The ultrasound technician can give immediate results. Results of an ultrasound require further review and, depending on how many scans need to be read, this may take some time. A radiologist interprets the images and gives the information to the doctor who ordered the test. Only a patient’s doctor will discuss medical information or make recommendations regarding any health issue.

–  Ultrasound is a quick exam.  When an exam is ordered, the ultrasound technologist has specific images that must be taken in order for the radiologist to give a complete report to the doctor. They take pride in providing the radiologists with thorough information to assist in diagnosis. While some exams are relatively quick (20 minutes), others may take over an hour. Many factors may increase the time necessary to obtain the images, including patient motion and incomplete prep time.

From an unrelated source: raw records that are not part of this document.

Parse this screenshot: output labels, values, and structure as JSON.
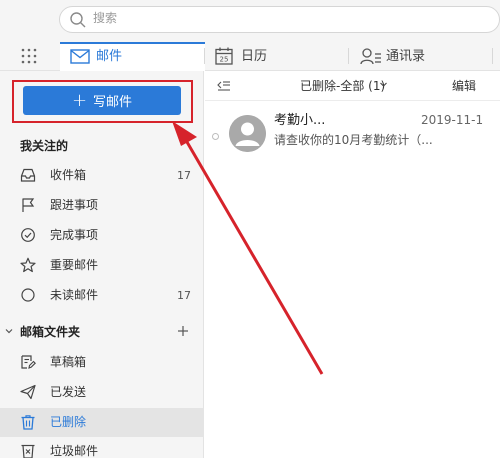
{
  "search": {
    "placeholder": "搜索"
  },
  "tabs": {
    "mail": "邮件",
    "calendar": "日历",
    "contacts": "通讯录"
  },
  "sidebar": {
    "compose_label": "写邮件",
    "followed_section": "我关注的",
    "followed_items": [
      {
        "icon": "inbox-icon",
        "label": "收件箱",
        "count": "17"
      },
      {
        "icon": "flag-icon",
        "label": "跟进事项",
        "count": ""
      },
      {
        "icon": "check-circle-icon",
        "label": "完成事项",
        "count": ""
      },
      {
        "icon": "star-icon",
        "label": "重要邮件",
        "count": ""
      },
      {
        "icon": "circle-icon",
        "label": "未读邮件",
        "count": "17"
      }
    ],
    "folders_section": "邮箱文件夹",
    "folder_items": [
      {
        "icon": "draft-icon",
        "label": "草稿箱"
      },
      {
        "icon": "send-icon",
        "label": "已发送"
      },
      {
        "icon": "trash-icon",
        "label": "已删除",
        "selected": true
      },
      {
        "icon": "spam-icon",
        "label": "垃圾邮件"
      }
    ]
  },
  "list": {
    "folder_title": "已删除-全部 (1)",
    "edit_label": "编辑",
    "messages": [
      {
        "sender": "考勤小...",
        "date": "2019-11-1",
        "preview": "请查收你的10月考勤统计（..."
      }
    ]
  },
  "colors": {
    "accent": "#2b7ad8",
    "annotation_red": "#d6232b",
    "sidebar_bg": "#f5f5f5",
    "selected_bg": "#e4e4e4"
  }
}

– I don’t need to undress.  In order to conduct an ultrasound, a wand must move over bare skin with the help of water-based gel. If the ultrasound technician cannot reach the entirety of an area needed for an accurate scan with clothes on, the patient should be prepared to change into a medical gown.  Friends and family members should leave the screening area to give the patient privacy.

–  Ultrasounds aren’t invasive.  It is true that most ultrasounds are non-invasive.  However, a doctor may want to conduct a vaginal ultrasound to get a better look at a developing baby from a different position or to check cervix dilation in pre-term labor.  Additionally, endoscopic ultrasounds are performed in conjunction with an endoscopic procedure to evaluate masses of the esophagus, stomach and pancreas. Intra-operative ultrasounds are used to help a surgeon during a minimally invasive operation or biopsy, and interventional ultrasounds guide a radiologist during minimally invasive procedures. A patient may feel very minimal discomfort, but ultrasound scans typically do not cause pain.

… And no, an ultrasound will not reveal what you ate for breakfast ….or if your bladder contains alcohol with a trace of illegal drugs….or if you are a virgin. Rest assured that some secrets are still safe from this technology.